The construction phase is particularly important for the actuating of the project i its quality. The design may be perfect, but if the handwork is not correctly performed, the project quality falls. This phase may also impact the quality of materials, if it includes demolitions. The main topic identified in the schema are:
· Limit disturbance of trees, soils and habitat (in terms of impact on the existing quality of land and landscape);
· Revive traditional construction techniques and materials;
· Use abandoned or neglected industrial or cultural heritage sites, prioritizing reuse instead of new constructions;
· Implement brownfield development through hazardous waste remediation and/or solid waste removal on-site;
· Reuse salvaged materials from other demolitions;
· Recover materials from project itself (as in the traditional building site).
The Use and Operate phase – The space continuously meets the needs of residents/users
How the building is use is today one of the main concerns from the socio-economic perspective. We have indeed noticed that buildings themselves are used in a very inefficient ways and differently from country to country. Let us look at schools, public buildings for their long non-operational stands, but also at private buildings that are asking for energy provisions also when this is not necessary or socially useful. The main topics for this phase are:
· Recover water and energy with modern and historical/cultural technology and design;
· Implement, incentivise and encourage users to achieve high rates of product reuse and recycling;
· Strive to increase proportion of purchased renewable energy whilst phasing out fossil fuels;
· Implement ongoing energy efficiency strategy;
· Measure energy efficiency continuously;
· Implement use arrangements that meets needs without individual ownership (i.e. shared office, laundry, conference spaces, etc.);
· Implement fees for service arrangements that reduce materials inputs and incentivise longevity such as paying for light rather than electricity for lighting, copying services rather than copiers, flooring service rather than owning carpeting;
· Promote and incorporate local and regional agriculture;
· Ensure public access to greenspace and other spaces;
· Create habitats for animals and insects (thus enabling a more ecosystemic utility);
· Improve users quality of life;
· Improve land through pollutant remediation and/or increasing nutrients in soil;
· Improve users low carbon mobility options;
· Measure health impacts e.g. indoor quality;
· Provide facilities for easy collection of recyclable materials and biomass for compost
The Repurpose and Demolition phase – construction, rehabilitation, adaptation.

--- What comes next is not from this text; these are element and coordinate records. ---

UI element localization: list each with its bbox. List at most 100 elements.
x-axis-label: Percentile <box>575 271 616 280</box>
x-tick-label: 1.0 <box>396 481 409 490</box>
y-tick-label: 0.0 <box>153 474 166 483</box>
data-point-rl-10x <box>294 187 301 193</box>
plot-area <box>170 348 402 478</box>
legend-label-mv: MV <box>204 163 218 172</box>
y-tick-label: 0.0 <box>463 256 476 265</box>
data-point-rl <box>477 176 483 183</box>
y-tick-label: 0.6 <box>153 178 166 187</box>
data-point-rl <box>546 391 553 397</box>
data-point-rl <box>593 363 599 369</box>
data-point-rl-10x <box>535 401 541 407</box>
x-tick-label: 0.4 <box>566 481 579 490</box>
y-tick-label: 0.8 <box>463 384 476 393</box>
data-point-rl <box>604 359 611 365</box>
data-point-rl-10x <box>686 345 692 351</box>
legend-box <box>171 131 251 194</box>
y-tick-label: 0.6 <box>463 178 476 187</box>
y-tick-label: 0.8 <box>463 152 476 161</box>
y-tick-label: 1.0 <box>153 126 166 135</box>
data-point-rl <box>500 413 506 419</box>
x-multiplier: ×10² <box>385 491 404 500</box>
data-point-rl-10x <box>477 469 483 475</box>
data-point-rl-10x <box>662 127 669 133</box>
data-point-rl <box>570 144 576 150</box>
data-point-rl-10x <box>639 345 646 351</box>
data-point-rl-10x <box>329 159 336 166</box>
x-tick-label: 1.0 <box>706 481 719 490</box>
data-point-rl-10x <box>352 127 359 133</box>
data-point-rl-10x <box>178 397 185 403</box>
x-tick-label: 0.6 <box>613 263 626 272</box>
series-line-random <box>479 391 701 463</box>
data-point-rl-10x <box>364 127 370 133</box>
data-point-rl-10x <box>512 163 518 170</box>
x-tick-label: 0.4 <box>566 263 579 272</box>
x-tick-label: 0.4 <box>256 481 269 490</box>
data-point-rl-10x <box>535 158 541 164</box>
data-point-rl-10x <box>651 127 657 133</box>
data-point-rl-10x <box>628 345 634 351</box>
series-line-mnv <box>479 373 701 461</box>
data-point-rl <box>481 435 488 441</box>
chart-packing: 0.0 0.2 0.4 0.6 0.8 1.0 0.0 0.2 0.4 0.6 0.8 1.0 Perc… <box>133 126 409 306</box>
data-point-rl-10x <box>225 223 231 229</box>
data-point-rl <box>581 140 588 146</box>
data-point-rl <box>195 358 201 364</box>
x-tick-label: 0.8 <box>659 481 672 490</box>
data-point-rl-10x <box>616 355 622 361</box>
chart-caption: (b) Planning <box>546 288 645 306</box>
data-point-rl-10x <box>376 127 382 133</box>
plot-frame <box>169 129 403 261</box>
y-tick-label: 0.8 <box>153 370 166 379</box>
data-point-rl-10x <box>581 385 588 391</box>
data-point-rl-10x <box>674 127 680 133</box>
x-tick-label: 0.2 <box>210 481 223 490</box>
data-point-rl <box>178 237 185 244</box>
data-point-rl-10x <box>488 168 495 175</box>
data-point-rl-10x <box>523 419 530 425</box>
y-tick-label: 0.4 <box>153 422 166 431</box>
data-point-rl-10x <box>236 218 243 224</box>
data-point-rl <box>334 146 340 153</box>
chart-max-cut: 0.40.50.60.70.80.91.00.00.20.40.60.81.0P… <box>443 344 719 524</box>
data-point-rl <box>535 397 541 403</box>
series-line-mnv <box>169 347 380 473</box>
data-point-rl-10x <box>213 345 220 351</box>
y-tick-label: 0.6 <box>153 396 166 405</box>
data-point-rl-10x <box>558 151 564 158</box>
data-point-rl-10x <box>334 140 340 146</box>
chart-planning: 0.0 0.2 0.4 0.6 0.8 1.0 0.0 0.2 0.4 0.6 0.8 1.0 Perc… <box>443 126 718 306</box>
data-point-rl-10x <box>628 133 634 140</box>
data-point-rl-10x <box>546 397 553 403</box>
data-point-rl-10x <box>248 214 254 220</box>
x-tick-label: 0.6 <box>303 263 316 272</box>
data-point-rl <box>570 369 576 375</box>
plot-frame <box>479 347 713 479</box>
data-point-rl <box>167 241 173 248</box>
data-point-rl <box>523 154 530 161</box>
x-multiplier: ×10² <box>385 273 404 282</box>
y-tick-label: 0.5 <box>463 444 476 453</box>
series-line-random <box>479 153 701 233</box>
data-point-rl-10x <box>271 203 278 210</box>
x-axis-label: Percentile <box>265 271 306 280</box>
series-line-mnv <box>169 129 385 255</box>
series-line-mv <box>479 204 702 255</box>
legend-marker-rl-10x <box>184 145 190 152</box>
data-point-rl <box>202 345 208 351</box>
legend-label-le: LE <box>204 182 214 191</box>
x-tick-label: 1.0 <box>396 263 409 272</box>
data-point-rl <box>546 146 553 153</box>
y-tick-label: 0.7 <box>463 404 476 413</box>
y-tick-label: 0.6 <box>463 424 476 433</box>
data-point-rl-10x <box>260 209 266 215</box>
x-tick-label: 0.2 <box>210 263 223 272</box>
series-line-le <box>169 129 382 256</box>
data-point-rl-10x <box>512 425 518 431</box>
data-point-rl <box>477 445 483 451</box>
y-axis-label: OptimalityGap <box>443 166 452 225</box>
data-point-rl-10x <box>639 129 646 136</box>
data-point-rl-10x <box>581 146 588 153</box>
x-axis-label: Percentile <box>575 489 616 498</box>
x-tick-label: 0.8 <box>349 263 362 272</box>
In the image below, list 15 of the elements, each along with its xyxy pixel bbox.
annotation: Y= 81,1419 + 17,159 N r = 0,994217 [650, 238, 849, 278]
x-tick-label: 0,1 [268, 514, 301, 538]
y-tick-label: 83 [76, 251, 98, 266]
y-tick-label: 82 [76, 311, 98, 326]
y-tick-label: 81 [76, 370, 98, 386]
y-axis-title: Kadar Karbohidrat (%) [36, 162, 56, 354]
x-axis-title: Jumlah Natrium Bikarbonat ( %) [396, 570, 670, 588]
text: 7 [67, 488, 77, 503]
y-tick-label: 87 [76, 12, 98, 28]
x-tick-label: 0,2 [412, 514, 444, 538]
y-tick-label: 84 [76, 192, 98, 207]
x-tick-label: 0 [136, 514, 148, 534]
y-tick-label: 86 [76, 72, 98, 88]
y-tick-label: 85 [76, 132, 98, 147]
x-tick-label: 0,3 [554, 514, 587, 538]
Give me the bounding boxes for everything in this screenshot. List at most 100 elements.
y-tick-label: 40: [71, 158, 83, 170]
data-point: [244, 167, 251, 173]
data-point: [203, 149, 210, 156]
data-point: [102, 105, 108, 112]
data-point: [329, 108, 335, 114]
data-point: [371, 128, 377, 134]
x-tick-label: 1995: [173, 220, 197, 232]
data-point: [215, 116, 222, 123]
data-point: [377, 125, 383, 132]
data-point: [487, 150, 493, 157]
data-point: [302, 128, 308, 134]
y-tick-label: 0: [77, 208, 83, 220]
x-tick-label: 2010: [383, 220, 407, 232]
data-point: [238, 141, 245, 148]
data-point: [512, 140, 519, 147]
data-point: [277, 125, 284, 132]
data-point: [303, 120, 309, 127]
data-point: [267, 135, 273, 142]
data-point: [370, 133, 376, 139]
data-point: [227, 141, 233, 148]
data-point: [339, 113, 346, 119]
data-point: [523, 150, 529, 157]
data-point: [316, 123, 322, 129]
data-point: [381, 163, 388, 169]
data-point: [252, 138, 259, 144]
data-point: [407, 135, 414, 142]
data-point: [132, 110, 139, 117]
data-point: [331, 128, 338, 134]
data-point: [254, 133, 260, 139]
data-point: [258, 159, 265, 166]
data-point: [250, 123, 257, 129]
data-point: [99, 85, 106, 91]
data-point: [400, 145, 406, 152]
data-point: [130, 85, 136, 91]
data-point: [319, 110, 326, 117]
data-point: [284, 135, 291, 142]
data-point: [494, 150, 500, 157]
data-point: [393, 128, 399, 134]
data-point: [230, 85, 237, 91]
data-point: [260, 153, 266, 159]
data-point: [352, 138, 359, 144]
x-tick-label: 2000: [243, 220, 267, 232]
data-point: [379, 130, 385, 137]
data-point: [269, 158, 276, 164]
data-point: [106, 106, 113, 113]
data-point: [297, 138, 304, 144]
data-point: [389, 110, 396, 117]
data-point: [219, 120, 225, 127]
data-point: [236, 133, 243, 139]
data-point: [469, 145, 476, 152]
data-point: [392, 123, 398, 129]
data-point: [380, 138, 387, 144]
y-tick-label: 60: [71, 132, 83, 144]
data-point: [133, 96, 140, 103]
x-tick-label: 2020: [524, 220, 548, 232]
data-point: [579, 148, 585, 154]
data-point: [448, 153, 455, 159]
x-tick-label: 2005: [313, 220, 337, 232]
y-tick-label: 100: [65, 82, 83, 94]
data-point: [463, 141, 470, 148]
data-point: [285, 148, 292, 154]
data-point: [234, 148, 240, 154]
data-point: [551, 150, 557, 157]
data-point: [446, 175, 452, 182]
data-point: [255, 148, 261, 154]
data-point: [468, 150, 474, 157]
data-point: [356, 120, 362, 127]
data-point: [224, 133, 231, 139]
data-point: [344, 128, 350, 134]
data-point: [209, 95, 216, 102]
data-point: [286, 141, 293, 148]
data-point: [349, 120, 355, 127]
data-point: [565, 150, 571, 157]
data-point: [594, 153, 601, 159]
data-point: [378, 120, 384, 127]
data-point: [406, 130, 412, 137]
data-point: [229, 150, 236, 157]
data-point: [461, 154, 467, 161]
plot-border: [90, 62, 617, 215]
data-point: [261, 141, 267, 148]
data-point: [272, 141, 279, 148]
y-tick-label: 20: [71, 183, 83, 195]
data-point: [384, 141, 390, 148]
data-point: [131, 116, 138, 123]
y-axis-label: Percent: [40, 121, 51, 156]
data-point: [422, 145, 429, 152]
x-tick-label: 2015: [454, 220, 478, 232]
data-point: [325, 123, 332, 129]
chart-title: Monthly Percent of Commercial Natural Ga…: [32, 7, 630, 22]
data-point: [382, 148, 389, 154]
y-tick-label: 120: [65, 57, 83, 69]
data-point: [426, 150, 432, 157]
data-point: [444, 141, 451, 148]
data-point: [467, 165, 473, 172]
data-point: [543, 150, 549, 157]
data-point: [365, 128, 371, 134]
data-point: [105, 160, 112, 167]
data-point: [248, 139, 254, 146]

This phase refers to the ending part of a building life and the decisions taken about its demolition, recovery, upscaling. The main topics to reflect on are:
· Evaluate options for transformation and adaptive reuse;
· Implement materials passports to facilitate reuse;
· Communicate availability of a heritage site for adaptive reuse and/or rehabilitation;
· Implement dismantling and disassembly and recovery rather than complete demolition;
· Create new value chains from demolition wastes, e.g. gypsum to fertilize, lumber to wood flooring, reselling of furniture, reselling of building components such as doors, windows, sinks, WCs, etc.;
· Utilise materials for energy recover when no alternative to landfill.